Google Cloud Identity

Mandaitor integrates with Google Cloud Identity and Google Workspace for organizations in the Google ecosystem, as well as consumer Google accounts.

When to Use Google

  • Startups and SaaS companies using Google Workspace as their corporate directory
  • Consumer-facing applications where users sign in with Google
  • Organizations on Google Cloud Platform

Configuration

curl -X PUT https://api.mandaitor.io/v1/tenants/{tenantId}/identity-providers \
  -H "Authorization: Bearer $TOKEN" \
  -d '{
    "enabled_providers": ["API_KEY", "COGNITO", "GOOGLE"],
    "google": {
      "client_id": "your-google-client-id.apps.googleusercontent.com",
      "hosted_domain": "company.com"
    }
  }'

The hosted_domain field is optional.
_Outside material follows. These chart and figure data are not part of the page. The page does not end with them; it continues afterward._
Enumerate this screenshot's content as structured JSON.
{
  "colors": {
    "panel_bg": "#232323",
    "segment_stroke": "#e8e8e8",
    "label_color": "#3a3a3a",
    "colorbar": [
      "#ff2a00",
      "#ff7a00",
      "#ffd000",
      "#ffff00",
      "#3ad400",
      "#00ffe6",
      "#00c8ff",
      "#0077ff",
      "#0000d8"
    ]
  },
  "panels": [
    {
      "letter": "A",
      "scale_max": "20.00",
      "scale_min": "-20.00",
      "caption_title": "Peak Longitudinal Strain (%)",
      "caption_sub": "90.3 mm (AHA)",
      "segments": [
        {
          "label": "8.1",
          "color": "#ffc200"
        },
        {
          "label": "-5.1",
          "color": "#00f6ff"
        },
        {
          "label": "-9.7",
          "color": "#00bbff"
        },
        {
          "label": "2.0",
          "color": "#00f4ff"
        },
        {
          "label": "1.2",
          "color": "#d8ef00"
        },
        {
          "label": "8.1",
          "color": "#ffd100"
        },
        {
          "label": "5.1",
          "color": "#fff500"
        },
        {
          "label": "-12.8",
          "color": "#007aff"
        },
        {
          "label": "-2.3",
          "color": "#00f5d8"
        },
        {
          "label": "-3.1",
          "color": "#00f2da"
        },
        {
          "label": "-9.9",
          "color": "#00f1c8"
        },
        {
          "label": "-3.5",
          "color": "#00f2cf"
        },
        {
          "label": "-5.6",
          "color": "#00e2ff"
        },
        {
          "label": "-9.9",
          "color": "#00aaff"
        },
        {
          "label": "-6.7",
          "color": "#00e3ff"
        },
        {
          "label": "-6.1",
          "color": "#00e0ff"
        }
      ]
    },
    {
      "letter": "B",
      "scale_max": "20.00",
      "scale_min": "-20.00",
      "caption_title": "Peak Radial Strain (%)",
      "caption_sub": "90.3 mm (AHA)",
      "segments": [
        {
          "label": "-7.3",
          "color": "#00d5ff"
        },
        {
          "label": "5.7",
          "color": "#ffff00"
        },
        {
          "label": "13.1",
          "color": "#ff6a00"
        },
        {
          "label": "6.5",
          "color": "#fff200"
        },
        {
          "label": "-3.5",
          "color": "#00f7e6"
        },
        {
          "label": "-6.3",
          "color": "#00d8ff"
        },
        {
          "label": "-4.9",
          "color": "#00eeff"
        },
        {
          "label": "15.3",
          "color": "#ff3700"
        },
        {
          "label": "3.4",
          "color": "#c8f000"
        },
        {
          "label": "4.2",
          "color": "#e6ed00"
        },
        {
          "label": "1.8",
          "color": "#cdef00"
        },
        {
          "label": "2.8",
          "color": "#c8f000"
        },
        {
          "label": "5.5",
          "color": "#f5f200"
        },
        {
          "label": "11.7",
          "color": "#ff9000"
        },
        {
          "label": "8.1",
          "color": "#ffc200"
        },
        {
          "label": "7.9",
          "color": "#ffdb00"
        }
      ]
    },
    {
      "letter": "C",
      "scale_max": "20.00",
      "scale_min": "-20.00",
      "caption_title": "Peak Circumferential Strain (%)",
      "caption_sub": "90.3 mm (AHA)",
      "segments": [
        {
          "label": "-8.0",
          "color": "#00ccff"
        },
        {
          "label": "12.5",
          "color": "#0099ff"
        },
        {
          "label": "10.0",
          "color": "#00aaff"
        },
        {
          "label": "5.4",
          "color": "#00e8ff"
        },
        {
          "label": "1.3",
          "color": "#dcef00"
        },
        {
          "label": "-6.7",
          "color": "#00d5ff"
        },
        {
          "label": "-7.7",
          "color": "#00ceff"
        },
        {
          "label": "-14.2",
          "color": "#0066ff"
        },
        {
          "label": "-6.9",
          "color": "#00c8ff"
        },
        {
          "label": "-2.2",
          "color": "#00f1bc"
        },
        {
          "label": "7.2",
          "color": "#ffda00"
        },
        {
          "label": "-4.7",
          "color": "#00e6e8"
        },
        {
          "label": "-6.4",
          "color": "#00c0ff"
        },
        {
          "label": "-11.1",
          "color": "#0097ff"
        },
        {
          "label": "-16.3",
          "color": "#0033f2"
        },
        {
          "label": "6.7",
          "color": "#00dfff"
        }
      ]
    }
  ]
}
When set, only users from that Google Workspace organization can authenticate. Omit it to allow any Google account.

Token Validation

  1. Provider detection: Authorizer detects accounts.google.com issuer
  2. JWKS verification: Signature verified against Google's JWKS (googleapis.com/oauth2/v3/certs)
  3. Claims extraction: sub, email, name, hd (hosted domain), email_verified
  4. Hosted domain check: If configured, hd claim must match
  5. Identity resolution: Mapped to oidc:google:<sub> canonical subject ID

SDK Usage

// User authenticates with Google and gets an ID token
const googleToken = await googleAuth.getIdToken();

// Exchange for a delegation token
const delegation = await mandaitorClient.exchangeToken({
  subject_token: googleToken,
  mandate_id: "mdt_abc123",
});

Google Workspace Integration

For Google Workspace organizations, the hd (hosted domain) claim ensures only users from your organization can create mandates. Combined with Google Workspace's admin console, you can manage which users have access to Mandaitor.